Çünkü sol, yenilgi yıllarının etkisi altında. 12 Eylül’den itibaren Gezi Direnişi dışında önemli bir başarıya imza atabilmiş değil. Adım attığı bütün girişimlerde başarısız sonuçlar elde ettiği için, başarabileceğine inanmıyor. O nedenle seçimlerde de başarabileceğine inanmıyor.

Haksız da sayılmaz. Solun mevcut ele alış tarzıyla seçim kazanması mümkün gözükmüyor. Neden diyecek olursak;

Solun siyasete ve seçimlere bakış açısı son derece çocuksu ve hurafelerle dolu. Sol, küçük küçük biriktirmelerle uzun vadede seçimlerde başarılı olabileceğini düşünüyor.

Terminolojisi “iğneyle kuyu kazmak” örneğin.

Ya da çok sıkıştırırsanız “kapı kapı dolaşacağım” der.

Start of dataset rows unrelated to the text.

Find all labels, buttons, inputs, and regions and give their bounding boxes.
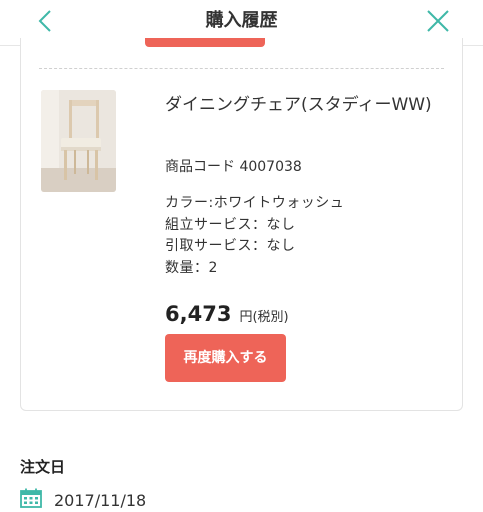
close-button[interactable] [423,8,453,38]
order-date-row: 2017/11/18 [20,488,146,512]
calendar-icon [20,488,42,512]
order-date-value: 2017/11/18 [54,490,147,510]
product-name[interactable]: ダイニングチェア(スタディーWW) [165,92,445,118]
order-item-card: ダイニングチェア(スタディーWW) 商品コード 4007038 カラー:ホワイト… [20,38,463,411]
product-code: 商品コード 4007038 [165,159,302,175]
previous-item-rebuy-button[interactable] [145,38,265,47]
attribute-quantity: 数量：2 [165,259,218,276]
attribute-pickup-service: 引取サービス：なし [165,238,296,254]
product-attributes: カラー:ホワイトウォッシュ 組立サービス：なし 引取サービス：なし 数量：2 [165,193,344,279]
rebuy-button[interactable]: 再度購入する [165,334,286,382]
price-unit: 円 [239,310,253,325]
order-date-label: 注文日 [20,458,66,476]
attribute-color: カラー:ホワイトウォッシュ [165,195,345,211]
product-image[interactable] [41,90,116,192]
price-tax-note: (税別) [252,310,289,325]
price-row: 6,473 円 (税別) [165,302,289,326]
price-value: 6,473 [165,302,232,326]
item-divider [39,68,444,69]
attribute-assembly-service: 組立サービス：なし [165,216,296,233]
close-icon [427,10,449,36]
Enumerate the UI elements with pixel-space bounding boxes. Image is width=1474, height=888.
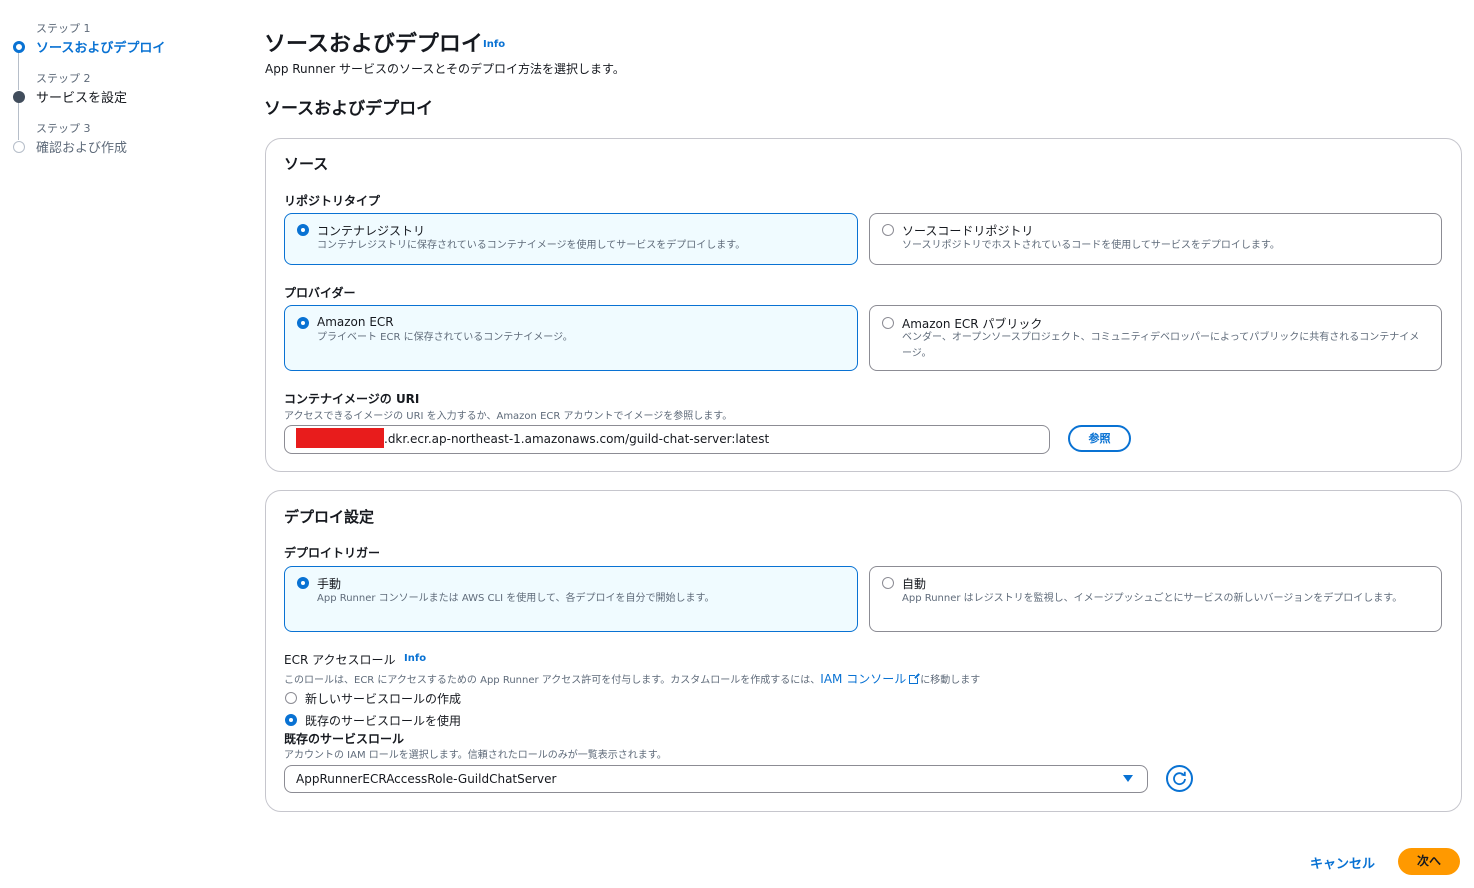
repo-type-label: リポジトリタイプ (284, 194, 381, 208)
refresh-button[interactable] (1166, 765, 1193, 792)
step-2-icon (13, 91, 25, 103)
provider-label: プロバイダー (284, 286, 356, 300)
existing-role-value: AppRunnerECRAccessRole-GuildChatServer (296, 772, 557, 786)
ecr-role-desc-text: に移動します (920, 675, 981, 686)
ecr-role-description: このロールは、ECR にアクセスするための App Runner アクセス許可を… (284, 670, 980, 687)
repo-type-container-registry[interactable]: コンテナレジストリ コンテナレジストリに保存されているコンテナイメージを使用して… (284, 213, 858, 265)
deploy-settings-panel (265, 490, 1462, 812)
image-uri-description: アクセスできるイメージの URI を入力するか、Amazon ECR アカウント… (284, 411, 733, 422)
tile-title: 自動 (902, 577, 927, 591)
tile-description: ソースリポジトリでホストされているコードを使用してサービスをデプロイします。 (902, 240, 1280, 251)
step-2-number: ステップ 2 (36, 72, 91, 85)
step-2-label: サービスを設定 (36, 91, 128, 106)
redacted-account-id (296, 428, 384, 448)
image-uri-value: .dkr.ecr.ap-northeast-1.amazonaws.com/gu… (384, 432, 770, 446)
radio-selected[interactable] (297, 317, 309, 329)
role-option-new-label[interactable]: 新しいサービスロールの作成 (305, 690, 461, 707)
existing-role-description: アカウントの IAM ロールを選択します。信頼されたロールのみが一覧表示されます… (284, 750, 667, 761)
radio-unselected[interactable] (882, 224, 894, 236)
ecr-role-desc-text: このロールは、ECR にアクセスするための App Runner アクセス許可を… (284, 675, 821, 686)
tile-description: App Runner コンソールまたは AWS CLI を使用して、各デプロイを… (317, 593, 715, 604)
role-option-existing-radio[interactable] (285, 714, 297, 726)
radio-unselected[interactable] (882, 317, 894, 329)
step-connector (18, 52, 19, 90)
refresh-icon (1173, 771, 1186, 786)
step-1-link[interactable]: ソースおよびデプロイ (36, 37, 165, 56)
role-option-existing-label[interactable]: 既存のサービスロールを使用 (305, 712, 461, 729)
trigger-manual[interactable]: 手動 App Runner コンソールまたは AWS CLI を使用して、各デプ… (284, 566, 858, 632)
info-link[interactable]: Info (483, 39, 505, 50)
provider-amazon-ecr-public[interactable]: Amazon ECR パブリック ベンダー、オープンソースプロジェクト、コミュニ… (869, 305, 1442, 371)
tile-description: プライベート ECR に保存されているコンテナイメージ。 (317, 332, 573, 343)
step-3-icon (13, 141, 25, 153)
step-3-number: ステップ 3 (36, 122, 91, 135)
repo-type-source-code[interactable]: ソースコードリポジトリ ソースリポジトリでホストされているコードを使用してサービ… (869, 213, 1442, 265)
tile-title: Amazon ECR (317, 315, 394, 329)
cancel-button[interactable]: キャンセル (1310, 853, 1375, 872)
image-uri-input[interactable]: .dkr.ecr.ap-northeast-1.amazonaws.com/gu… (284, 425, 1050, 454)
deploy-settings-header: デプロイ設定 (284, 508, 375, 526)
external-link-icon[interactable] (909, 673, 921, 684)
step-1-number: ステップ 1 (36, 22, 91, 35)
browse-button[interactable]: 参照 (1068, 425, 1131, 452)
role-option-new-radio[interactable] (285, 692, 297, 704)
step-3-label: 確認および作成 (36, 141, 128, 156)
source-header: ソース (284, 155, 329, 173)
section-title: ソースおよびデプロイ (264, 99, 434, 119)
step-1-active-icon (13, 41, 25, 53)
radio-selected[interactable] (297, 577, 309, 589)
deploy-trigger-label: デプロイトリガー (284, 546, 381, 560)
iam-console-link[interactable]: IAM コンソール (820, 672, 906, 686)
page-description: App Runner サービスのソースとそのデプロイ方法を選択します。 (265, 62, 625, 76)
image-uri-label: コンテナイメージの URI (284, 392, 420, 406)
caret-down-icon (1123, 775, 1133, 782)
radio-selected[interactable] (297, 224, 309, 236)
tile-title: コンテナレジストリ (317, 224, 426, 238)
ecr-access-role-label: ECR アクセスロール (284, 653, 396, 667)
trigger-automatic[interactable]: 自動 App Runner はレジストリを監視し、イメージプッシュごとにサービス… (869, 566, 1442, 632)
radio-unselected[interactable] (882, 577, 894, 589)
existing-role-label: 既存のサービスロール (284, 732, 405, 746)
step-connector (18, 102, 19, 140)
tile-title: 手動 (317, 577, 342, 591)
provider-amazon-ecr[interactable]: Amazon ECR プライベート ECR に保存されているコンテナイメージ。 (284, 305, 858, 371)
ecr-role-info-link[interactable]: Info (404, 653, 426, 664)
tile-description: コンテナレジストリに保存されているコンテナイメージを使用してサービスをデプロイし… (317, 240, 746, 251)
next-button[interactable]: 次へ (1398, 848, 1460, 875)
tile-description: App Runner はレジストリを監視し、イメージプッシュごとにサービスの新し… (902, 593, 1403, 604)
page-title: ソースおよびデプロイ (264, 32, 483, 57)
tile-description: ベンダー、オープンソースプロジェクト、コミュニティデベロッパーによってパブリック… (902, 332, 1420, 359)
tile-title: ソースコードリポジトリ (902, 224, 1034, 238)
existing-role-select[interactable]: AppRunnerECRAccessRole-GuildChatServer (284, 765, 1148, 793)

Lenin’in siyasetle ilgili benzetmesi ise “kopekleri (para birimi) biriktirmekle rubleye ulaşılamayacağı” yönünde. Yani siyaset “damlaya damlaya göl olur” demek değildir. Bizim sol, okul yıllarında bu laf üzerine kompozisyon yaza yaza bu kafaya iyice sahip olmuş durumda.

Uzun vadede biriktirilecek damlalara göre siyaset yapılamaz. Bu doğrusal, niceliksel ve zamanı hesabı katmayan bir düşünce tarzıdır. Damlalar birikince göl olacak, diye bir “göl siyaseti” olamaz. Hiçbir göl, boş bir araziye damlaya damlaya oluşmaz. Göl, bir suyun başka sularla birleşmesiyle olur.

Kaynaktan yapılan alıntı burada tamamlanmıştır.